About the Exhibition
There are two distinct types of works represented in the exhibition: constructed vessels and tumblers. Inspired by rocks from Lake Ontario, the multipart vessels are assembled from various thrown and handbuilt parts. Actual rocks are used as press molds in the forming process. “Walk” and “Fossil” tumblers have textured and press-molded surfaces created using natural and manufactured found objects that the artist collects during her walks.

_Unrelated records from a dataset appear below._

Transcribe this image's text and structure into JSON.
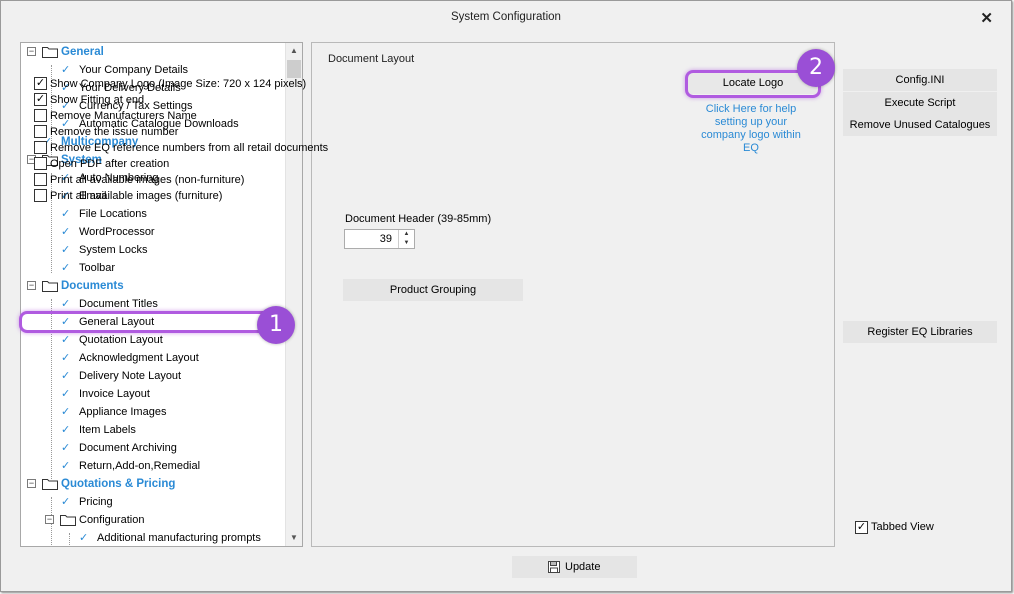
{
  "window": {
    "title": "System Configuration",
    "close": "✕"
  },
  "tree": {
    "general": "General",
    "your_company": "Your Company Details",
    "your_delivery": "Your Delivery Details",
    "currency": "Currency / Tax Settings",
    "auto_catalogue": "Automatic Catalogue Downloads",
    "multicompany": "Multicompany",
    "system": "System",
    "auto_numbering": "Auto Numbering",
    "email": "Email",
    "file_locations": "File Locations",
    "wordprocessor": "WordProcessor",
    "system_locks": "System Locks",
    "toolbar": "Toolbar",
    "documents": "Documents",
    "document_titles": "Document Titles",
    "general_layout": "General Layout",
    "quotation_layout": "Quotation Layout",
    "ack_layout": "Acknowledgment Layout",
    "delivery_layout": "Delivery Note Layout",
    "invoice_layout": "Invoice Layout",
    "appliance_images": "Appliance Images",
    "item_labels": "Item Labels",
    "doc_archiving": "Document Archiving",
    "return_addon": "Return,Add-on,Remedial",
    "quotations_pricing": "Quotations & Pricing",
    "pricing": "Pricing",
    "configuration": "Configuration",
    "additional_prompts": "Additional manufacturing prompts"
  },
  "document_layout": {
    "group_title": "Document Layout",
    "options": [
      {
        "label": "Show Company Logo  (Image Size: 720 x 124 pixels)",
        "checked": true
      },
      {
        "label": "Show Fitting at end",
        "checked": true
      },
      {
        "label": "Remove Manufacturers Name",
        "checked": false
      },
      {
        "label": "Remove the issue number",
        "checked": false
      },
      {
        "label": "Remove EQ reference numbers from all retail documents",
        "checked": false
      },
      {
        "label": "Open PDF after creation",
        "checked": false
      },
      {
        "label": "Print all available images (non-furniture)",
        "checked": false
      },
      {
        "label": "Print all available images (furniture)",
        "checked": false
      }
    ],
    "header_label": "Document Header (39-85mm)",
    "header_value": "39",
    "product_grouping": "Product Grouping",
    "locate_logo": "Locate Logo",
    "help_text": "Click Here for help setting up your company logo within EQ"
  },
  "side_buttons": {
    "config_ini": "Config.INI",
    "execute_script": "Execute Script",
    "remove_unused": "Remove Unused Catalogues",
    "register_eq": "Register EQ Libraries"
  },
  "tabbed_view": {
    "label": "Tabbed View",
    "checked": true
  },
  "update_button": "Update",
  "annotations": {
    "badge1": "1",
    "badge2": "2"
  },
  "colors": {
    "accent": "#2a8ad5",
    "highlight": "#b05be0",
    "badge": "#9a4fd6"
  }
}
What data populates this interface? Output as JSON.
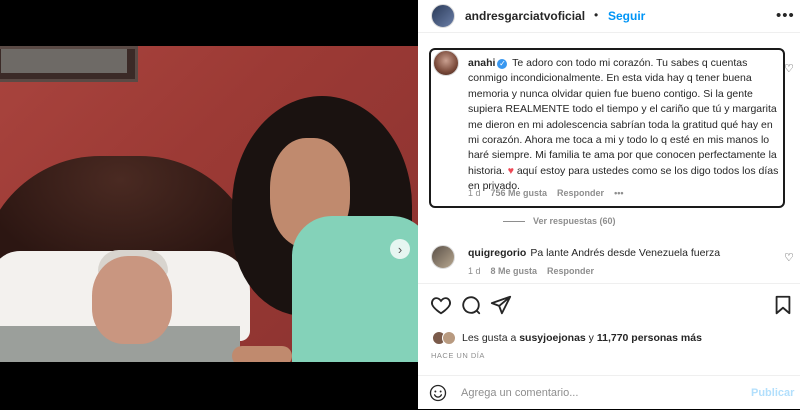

The surfaces that result from the wood firing process show a degree of natural variation and modulated color that is in keeping with the organic quality of the forms. The overall theme of responsiveness to the natural environment unifies the exhibition.
About the Artist
Barbara Frey has a BFA in Ceramics from Indiana University and an MFA from Syracuse University. She taught ceramics for 40 years at SUNY-Oswego and Texas A&M University-Commerce, retiring in May 2018. She received the 2013 NCECA Excellence in Teaching Award in recognition of a career devoted to teaching ceramics.
Her work has been widely exhibited and published and is included in many public and private collections, including the Ichon World Ceramic Center, Kyonggi Province, Korea; the de Young Museum, San Francisco; The San Angelo Museum of Fine Arts; the Museum of Texas Tech University; The Racine Art Museum, Racine, WI; the Kohler Company corporate collection; the John Michael Kohler Arts Center permanent collection, Sheboygan, WI; the Everson Museum of Art, Syracuse, NY; and The Kamm Foundation Teapot Collection. Her work may be viewed at barbarafreyceramics.com.
Artist’s Statement
A simplified view of the experience of art is that it functions as a fusion of the known and the unknown. It offers a base of familiarity from which to launch an enquiry that can lead to a new perspective on some aspect of human experience. The ceramic vessels in this exhibition have that element of familiarity simply because they can be located within the functional vessel vocabulary of useful containers. But what do they contain? My intent is that they function as containers for my response to the environment as I move through it, referencing particular places and times, past and present.
We were free-range children, growing up in the woods and the creek, raised as little naturalists. My impulse from an early age was hunting and gathering and my pockets were filled with objects such as rocks, fossils, and acorns as well as other “treasures” from the dump in the ravine that we were expressly ordered to stay away from! That impulse continues today as I take my walks. I still find myself paying attention to and picking up things that most would consider “trash.” The series of “Walk” and “Fossil” tumblers preserve these castoff remnants, the detritus of the manufactured world, in combination with found natural objects. Through preservation I assign new value and importance to the overlooked.
The other series of vessels are inspired by the rocks I collect as I walk the shores of Lake Ontario. The lake shore has much to offer but I am specifically attracted to beautifully rounded oval rocks, almost spherical rocks, and heart shaped rocks. Formed over geologic time by the grinding action of the glacier, they were subsequently refined and polished by the tumbling action of the waves in the lake. My interest lies in being responsive to these forms that nature has created and I have selected. This vantage point of recognition and responsiveness is very different from the design procedure that often initiates the creative process. It is important to me that I find the forms I want to use, not think of them or visualize them. Once found, I can use these rocks as temporary supports for forming soft clay slabs. These solid rocks are thus given a second life as hollow vessels.
All the work in this exhibition has been fired in a wood kiln. I have been a ceramic artist for many years but my focus on wood firing is quite recent, beginning in 2018. There are many firing choices available for finishing ceramic objects and wood firing has its own unique challenges and rewards. I am enjoying having a collaborative relationship with the kiln, knowing that the choices of color and texture I have made in preparing the surface have only established possibilities, parameters of chance for the flow patterns of wood ash, mineral vapors, and sodium carbonate. A 360-degree rotation of any of these objects reveals variations, both subtle and dramatic, that result from the kiln’s decisions, not mine. I liken it to shifting weather systems that ebb and flow across the landscape. That reference seems particularly appropriate due to the origins of these pieces in my response to the environment.